# Survival Mashed Potato Bowl



## Ragnarök (Aug 4, 2014)

Too lazy to go to the store for fresh food I've decided to create a mashed potato bowl with canned goods and dried food.

Ingredients for the Gravy...1/2 quart of beef stock, teaspoon of black pepper, 2 tablespoons of butter, salt to taste, tablespoon Worcester sauce, flour to thicken the beef stock. Cook on low heat and reduce for 30 min-45 min.

Instant mashed potato flakes, make yourself some. You will only need water, but butter and salt are great flavor enhancers. 

Can of chicken for the improvised fried chicken. Rinse the chicken off to remove as much canny taste as possible. You will need oil for pan frying the chicken. Seasoned flour and flour mixed with water and seasoning to coat the chicken before dusting with flour. Bring the oil up to 325 degrees Fahrenheit and start to fry the chicky chunks of goodness. You could just fry without anything too and salt them after flash frying them. 

Can of Corn...open and rinse to remove the canny quality.

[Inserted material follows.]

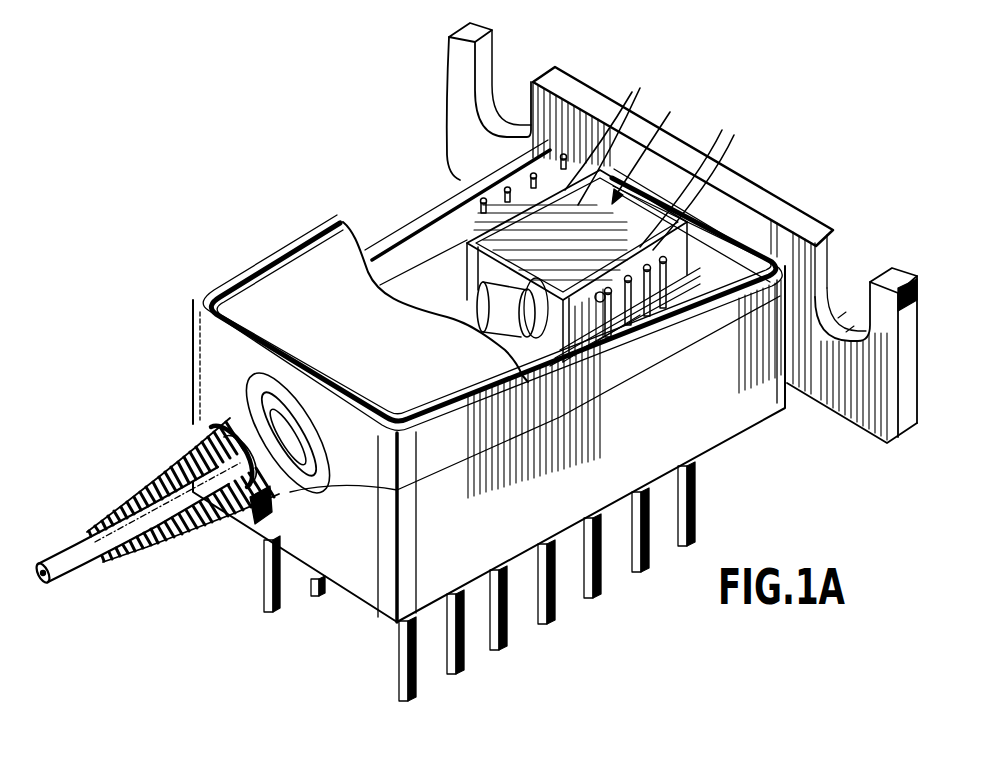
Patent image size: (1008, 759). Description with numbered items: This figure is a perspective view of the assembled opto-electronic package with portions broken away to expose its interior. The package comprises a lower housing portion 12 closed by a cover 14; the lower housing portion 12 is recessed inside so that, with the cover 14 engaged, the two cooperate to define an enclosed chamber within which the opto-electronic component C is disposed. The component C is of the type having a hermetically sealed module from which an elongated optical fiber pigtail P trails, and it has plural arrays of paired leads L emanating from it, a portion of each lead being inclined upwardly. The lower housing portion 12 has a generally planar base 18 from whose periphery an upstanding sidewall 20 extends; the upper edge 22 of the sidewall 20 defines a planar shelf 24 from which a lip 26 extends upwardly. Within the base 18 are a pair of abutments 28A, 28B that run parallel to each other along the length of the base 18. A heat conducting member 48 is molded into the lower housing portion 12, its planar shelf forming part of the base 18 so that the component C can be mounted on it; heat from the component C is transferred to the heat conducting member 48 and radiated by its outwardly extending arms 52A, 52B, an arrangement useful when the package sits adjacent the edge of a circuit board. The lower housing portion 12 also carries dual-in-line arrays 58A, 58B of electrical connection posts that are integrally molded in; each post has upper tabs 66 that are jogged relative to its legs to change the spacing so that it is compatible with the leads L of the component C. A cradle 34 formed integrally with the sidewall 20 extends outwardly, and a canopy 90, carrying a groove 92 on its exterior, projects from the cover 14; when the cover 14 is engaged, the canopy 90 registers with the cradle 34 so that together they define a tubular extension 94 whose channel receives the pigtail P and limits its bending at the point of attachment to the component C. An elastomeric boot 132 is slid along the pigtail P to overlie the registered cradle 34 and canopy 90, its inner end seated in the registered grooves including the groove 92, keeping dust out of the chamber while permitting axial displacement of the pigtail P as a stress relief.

Throw all that grub in a bowl and enjoy.

So many possibilities with this dish. Add herbs from the garden to freshen it up.


----------



## SOCOM42 (Nov 9, 2012)

Welcome to the world of Mulligan!


----------



## Ragnarök (Aug 4, 2014)

Wasn't half bad. Be very welcome combo when the lights go out. Frying the chicken actually improved the taste and texture imo. Canned chicken has a gross texture to my tastes.


----------